Radio-glaciological parameters from Moore ’ s Bay , in the Ross Ice Shelf , have been measured .
The thickness of the ice shelf in Moore ’ s Bay was measured from reflection times of radio-frequency pulses propagating vertically through the shelf and reflecting from the ocean , and is found to be 576 \pm 8 m.
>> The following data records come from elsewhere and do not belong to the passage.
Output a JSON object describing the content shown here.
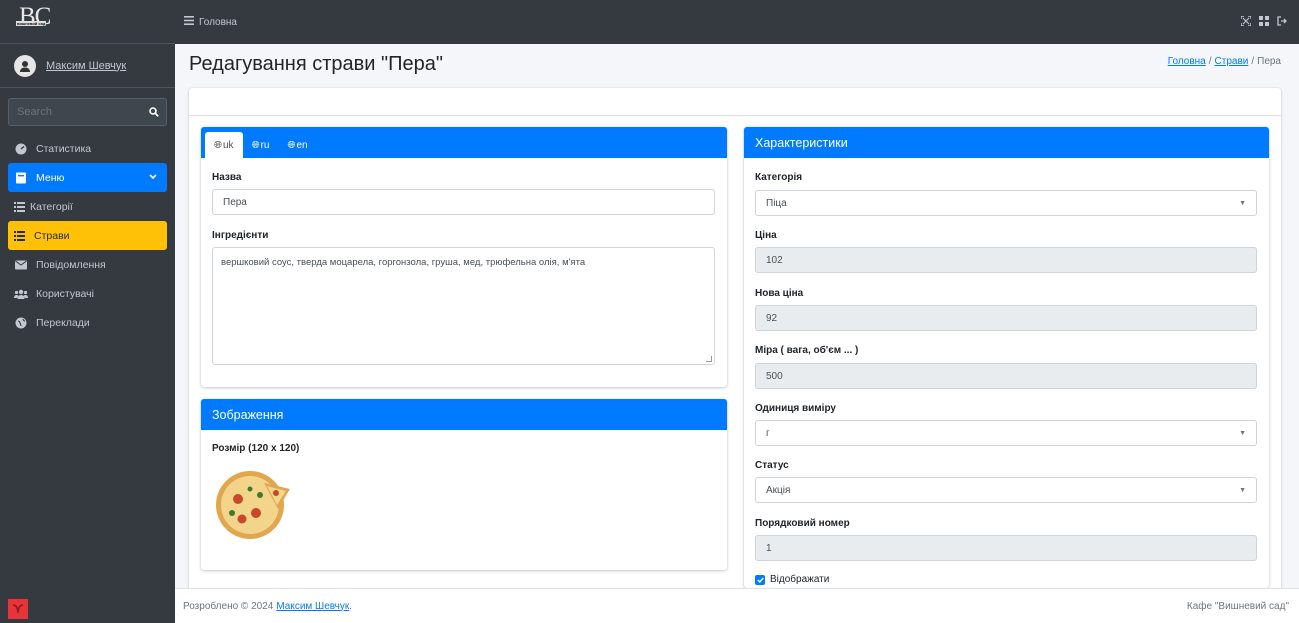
{
  "brand": {
    "logo_letters": "BC",
    "logo_sub": "вишневий сад"
  },
  "user": {
    "name": "Максим Шевчук"
  },
  "search": {
    "placeholder": "Search"
  },
  "sidebar": {
    "items": [
      {
        "label": "Статистика",
        "icon": "tachometer-icon"
      },
      {
        "label": "Меню",
        "icon": "book-icon"
      },
      {
        "label": "Категорії",
        "icon": "list-icon"
      },
      {
        "label": "Страви",
        "icon": "list-icon"
      },
      {
        "label": "Повідомлення",
        "icon": "envelope-icon"
      },
      {
        "label": "Користувачі",
        "icon": "users-icon"
      },
      {
        "label": "Переклади",
        "icon": "globe-icon"
      }
    ]
  },
  "topbar": {
    "crumb": "Головна"
  },
  "page": {
    "title": "Редагування страви \"Пера\""
  },
  "breadcrumb": {
    "home": "Головна",
    "dishes": "Страви",
    "current": "Пера",
    "sep": "/"
  },
  "tabs": [
    {
      "label": "uk"
    },
    {
      "label": "ru"
    },
    {
      "label": "en"
    }
  ],
  "form": {
    "name_label": "Назва",
    "name_value": "Пера",
    "ingredients_label": "Інгредієнти",
    "ingredients_value": "вершковий соус, тверда моцарела, горгонзола, груша, мед, трюфельна олія, м'ята"
  },
  "image_card": {
    "title": "Зображення",
    "size_label": "Розмір (120 x 120)"
  },
  "specs": {
    "title": "Характеристики",
    "category_label": "Категорія",
    "category_value": "Піца",
    "price_label": "Ціна",
    "price_value": "102",
    "new_price_label": "Нова ціна",
    "new_price_value": "92",
    "measure_label": "Міра ( вага, об'єм ... )",
    "measure_value": "500",
    "unit_label": "Одиниця виміру",
    "unit_value": "г",
    "status_label": "Статус",
    "status_value": "Акція",
    "order_label": "Порядковий номер",
    "order_value": "1",
    "display_label": "Відображати"
  },
  "footer": {
    "text": "Розроблено © 2024",
    "author": "Максим Шевчук",
    "dot": ".",
    "right": "Кафе \"Вишневий сад\""
  },
  "colors": {
    "primary": "#007bff",
    "warning": "#ffc107",
    "sidebar": "#343a40"
  }
}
Introducing a baseline of 543 \pm 7 m between radio transmitter and receiver allowed the computation of the basal reflection coefficient , R , separately from englacial loss .
The depth-averaged attenuation length of the ice column , \langle L \rangle is shown to depend linearly on frequency .
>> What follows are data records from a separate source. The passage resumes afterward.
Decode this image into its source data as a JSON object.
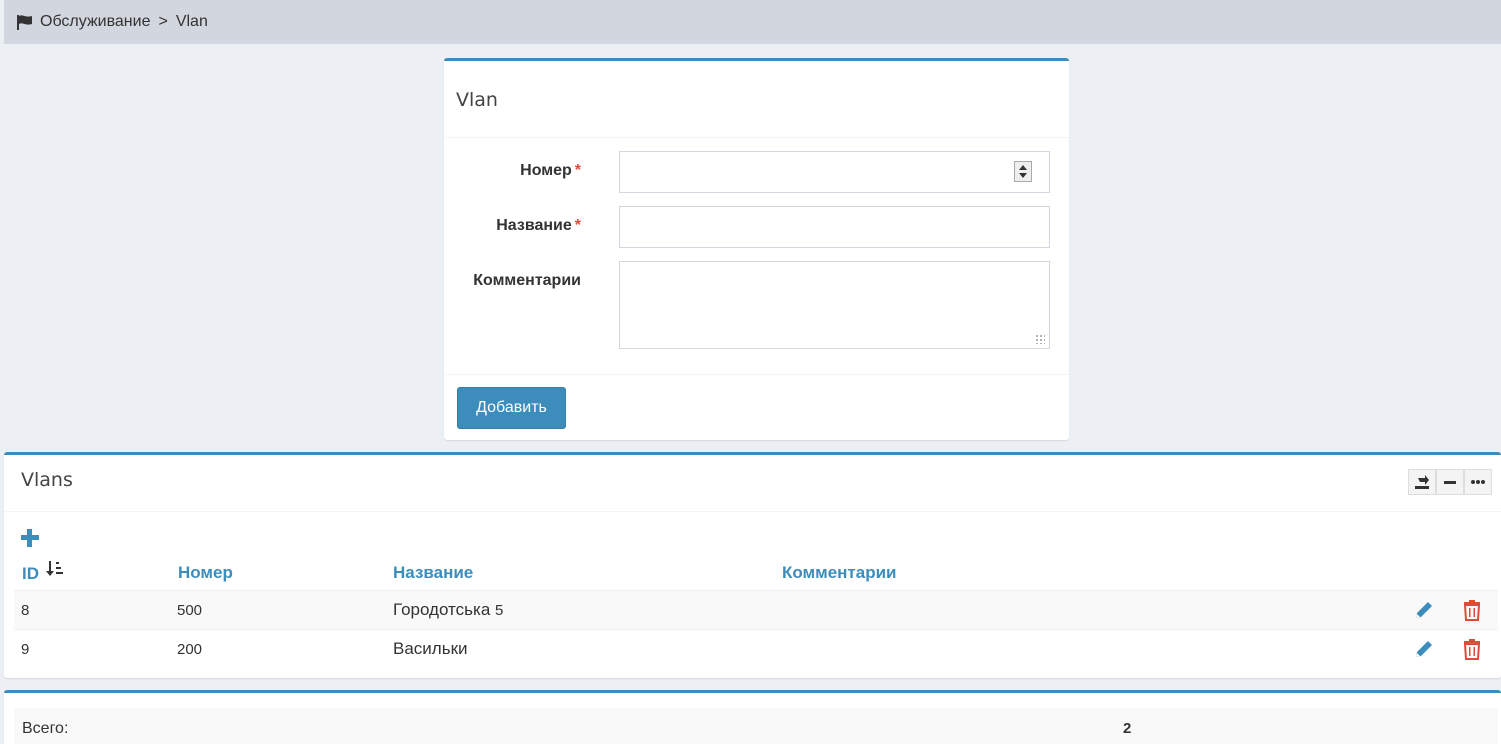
{
  "breadcrumb": {
    "section": "Обслуживание",
    "separator": ">",
    "page": "Vlan"
  },
  "form": {
    "title": "Vlan",
    "number_label": "Номер",
    "name_label": "Название",
    "comments_label": "Комментарии",
    "required_mark": "*",
    "number_value": "",
    "name_value": "",
    "comments_value": "",
    "submit_label": "Добавить"
  },
  "list": {
    "title": "Vlans",
    "columns": {
      "id": "ID",
      "number": "Номер",
      "name": "Название",
      "comments": "Комментарии"
    },
    "rows": [
      {
        "id": "8",
        "number": "500",
        "name": "Городотська",
        "name_suffix": "5",
        "comments": ""
      },
      {
        "id": "9",
        "number": "200",
        "name": "Васильки",
        "name_suffix": "",
        "comments": ""
      }
    ]
  },
  "summary": {
    "total_label": "Всего:",
    "total_value": "2"
  },
  "colors": {
    "accent": "#3c8dbc",
    "danger": "#dd4b39",
    "background": "#ecf0f5"
  },
  "icons": [
    "flag-icon",
    "export-icon",
    "minimize-icon",
    "more-icon",
    "plus-icon",
    "sort-desc-icon",
    "edit-icon",
    "delete-icon",
    "number-spinner-icon"
  ]
}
The best fit ( 95 % confidence level ) is \langle L ( \nu ) \rangle = ( 460 \pm 20 ) - ( 180 \pm 40 ) \nu m ( 20 dB/km ) , for the frequencies \nu = [ 0.100-0.850 ] GHz , assuming no reflection loss .
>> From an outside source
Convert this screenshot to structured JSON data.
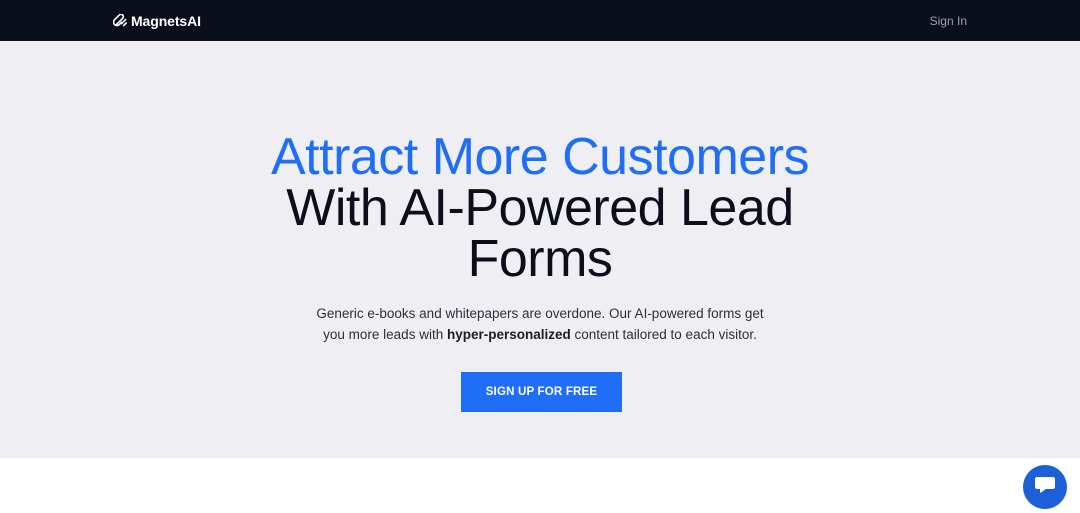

The mean electric-field reflection coefficient is \sqrt { R } = 0.82 \pm 0.07 ( -1.7 dB reflection loss ) across [ 0.100-0.850 ] GHz , and is used to correct the attenuation length .
Finally , the reflected power rotated into the orthogonal antenna polarization is less than 5 % below 0.400 GHz , compatible with air propagation .
The results imply that Moore ’ s Bay serves as an appropriate medium for the ARIANNA high energy neutrino detector .